Die Nacht, die Lichter

Männerwelten der Wortlosigkeit

Clemens Meyer | Die Nacht, die Lichter
Clemens Meyer
Die Nacht, die Lichter
Stories
S. Fischer 2008
Lichter der Nacht lassen an Kerzen in Kneipen, an Laternenflackern auf Straßen, an wohnlich erleuchtete Fenster denken. Noch heller als tags verbreiten die Lichter in der Nacht ihre künstlichen Strahlen, sie blenden und wärmen gleichzeitig. Eine besondere Bedeutung bekommen sie, wenn die Stromrechnung nicht bezahlt ist: Plötzlich hat die Nacht eine bedrohliche, eine unkontrollierbare Dimension. Nachts verspricht ein Gefängnisinsasse seinem Zellengenossen, dass er während seines Urlaubs dessen Tochter besuchen und ihm von ihren Augen berichten wird. Nachts schießt ein Drogenkranker auf Entzug erst auf die Laterne vor dem Fenster und dann auf seine Freundin. Nachts kommt Männern aufgrund übermäßigen Alkoholkonsums die Männlichkeit abhanden.
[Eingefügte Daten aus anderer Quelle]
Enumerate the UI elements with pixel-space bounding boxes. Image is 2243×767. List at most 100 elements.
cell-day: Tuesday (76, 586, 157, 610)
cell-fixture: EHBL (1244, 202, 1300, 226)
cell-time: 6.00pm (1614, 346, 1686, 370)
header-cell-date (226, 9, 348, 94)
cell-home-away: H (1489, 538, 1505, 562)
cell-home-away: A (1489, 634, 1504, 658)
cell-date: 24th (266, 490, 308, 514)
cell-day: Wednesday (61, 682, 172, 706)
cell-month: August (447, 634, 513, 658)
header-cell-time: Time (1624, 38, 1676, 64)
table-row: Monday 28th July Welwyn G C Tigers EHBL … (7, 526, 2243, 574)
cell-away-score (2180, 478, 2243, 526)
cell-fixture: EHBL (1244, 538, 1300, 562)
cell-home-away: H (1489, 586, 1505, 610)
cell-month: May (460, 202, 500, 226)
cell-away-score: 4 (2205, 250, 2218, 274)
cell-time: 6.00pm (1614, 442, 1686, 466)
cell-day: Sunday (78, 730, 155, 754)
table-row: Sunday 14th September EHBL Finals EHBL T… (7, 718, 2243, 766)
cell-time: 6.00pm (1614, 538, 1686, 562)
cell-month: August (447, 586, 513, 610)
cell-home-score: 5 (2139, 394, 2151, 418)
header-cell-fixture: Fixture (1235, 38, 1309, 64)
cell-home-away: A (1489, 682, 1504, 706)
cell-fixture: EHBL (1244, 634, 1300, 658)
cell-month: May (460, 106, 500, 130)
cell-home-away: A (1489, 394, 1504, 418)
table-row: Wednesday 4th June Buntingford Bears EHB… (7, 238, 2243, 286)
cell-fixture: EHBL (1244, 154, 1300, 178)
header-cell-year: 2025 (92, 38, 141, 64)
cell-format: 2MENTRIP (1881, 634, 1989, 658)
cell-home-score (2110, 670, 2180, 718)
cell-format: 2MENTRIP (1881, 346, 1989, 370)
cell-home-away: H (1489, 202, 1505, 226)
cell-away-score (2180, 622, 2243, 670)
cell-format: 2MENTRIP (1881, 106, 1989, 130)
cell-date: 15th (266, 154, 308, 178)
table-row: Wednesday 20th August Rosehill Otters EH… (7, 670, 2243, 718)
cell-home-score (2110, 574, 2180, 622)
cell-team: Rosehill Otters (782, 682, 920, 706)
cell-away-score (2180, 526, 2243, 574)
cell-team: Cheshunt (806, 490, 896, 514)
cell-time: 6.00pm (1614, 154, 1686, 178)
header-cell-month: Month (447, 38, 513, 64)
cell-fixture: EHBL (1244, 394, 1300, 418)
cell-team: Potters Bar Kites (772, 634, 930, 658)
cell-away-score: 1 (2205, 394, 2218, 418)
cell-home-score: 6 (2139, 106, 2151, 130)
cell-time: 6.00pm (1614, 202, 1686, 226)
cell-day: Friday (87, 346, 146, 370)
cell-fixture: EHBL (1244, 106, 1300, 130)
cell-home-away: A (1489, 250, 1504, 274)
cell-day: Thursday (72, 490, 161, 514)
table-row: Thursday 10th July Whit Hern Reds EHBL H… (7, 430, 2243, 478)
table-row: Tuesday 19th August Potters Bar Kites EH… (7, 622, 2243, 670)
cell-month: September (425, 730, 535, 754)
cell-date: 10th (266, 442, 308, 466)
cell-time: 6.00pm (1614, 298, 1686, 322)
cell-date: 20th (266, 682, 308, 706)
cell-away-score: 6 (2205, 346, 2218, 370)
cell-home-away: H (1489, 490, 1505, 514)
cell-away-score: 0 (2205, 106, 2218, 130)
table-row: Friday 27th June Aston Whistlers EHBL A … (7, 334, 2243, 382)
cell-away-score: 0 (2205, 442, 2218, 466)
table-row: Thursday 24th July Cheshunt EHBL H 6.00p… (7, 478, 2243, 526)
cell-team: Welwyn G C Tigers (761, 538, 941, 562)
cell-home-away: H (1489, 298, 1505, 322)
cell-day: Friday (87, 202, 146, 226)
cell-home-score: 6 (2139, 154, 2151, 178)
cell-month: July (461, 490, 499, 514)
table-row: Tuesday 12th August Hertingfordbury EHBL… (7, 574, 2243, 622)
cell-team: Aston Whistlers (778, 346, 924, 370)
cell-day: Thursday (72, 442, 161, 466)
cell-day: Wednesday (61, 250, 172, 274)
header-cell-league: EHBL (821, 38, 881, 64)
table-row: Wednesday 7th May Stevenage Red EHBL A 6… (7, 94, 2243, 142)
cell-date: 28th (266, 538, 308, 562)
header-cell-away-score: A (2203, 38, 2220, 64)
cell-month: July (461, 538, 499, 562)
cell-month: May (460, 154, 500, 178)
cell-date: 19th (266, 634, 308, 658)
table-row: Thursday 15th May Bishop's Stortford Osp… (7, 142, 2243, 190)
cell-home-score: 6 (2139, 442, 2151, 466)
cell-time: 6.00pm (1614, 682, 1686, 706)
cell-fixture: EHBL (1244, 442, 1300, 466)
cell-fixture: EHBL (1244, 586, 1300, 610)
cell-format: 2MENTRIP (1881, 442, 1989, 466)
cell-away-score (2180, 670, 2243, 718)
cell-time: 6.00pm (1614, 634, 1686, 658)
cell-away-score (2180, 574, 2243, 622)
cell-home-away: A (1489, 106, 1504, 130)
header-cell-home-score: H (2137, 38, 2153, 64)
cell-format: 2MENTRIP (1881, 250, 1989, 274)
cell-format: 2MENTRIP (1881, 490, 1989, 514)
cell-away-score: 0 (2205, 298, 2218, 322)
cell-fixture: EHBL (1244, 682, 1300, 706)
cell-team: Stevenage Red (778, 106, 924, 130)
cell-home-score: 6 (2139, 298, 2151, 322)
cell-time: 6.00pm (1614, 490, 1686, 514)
Clemens Meyers Erzählband Die Nacht, die Lichter spielt nicht immer nachts, aber er spielt hauptsächlich mit denen, die ihre Stromrechnung nicht zahlen und sich selbst manchmal nicht kontrollieren können. Es sind Männerwelten der Wortlosigkeit, in die Meyer eintaucht und mit denen er sich in die Nähe seines vielfach ausgezeichneten Debütromans Als wir träumten schreibt. Formal jedoch bietet Meyer Neues: Erstaunlich flexibel wechselt er zwischen den verschiedenen Erzählansätzen, ohne sich in poetologischer Beliebigkeit zu verlieren. Klassische amerikanische Short Storys wie die Schilderung des Arbeitsmikrokosmos' im Metro-Markt inklusive Romanze am Kaffeeautomaten stehen neben fast surreal anmutenden Traumwelten wie der Geschichte um einen desorientierten Weinhändler, der während einer Zugfahrt nach Bitterfeld aufwacht, ohne sich an den Verlauf der letzten Stunden erinnern zu können.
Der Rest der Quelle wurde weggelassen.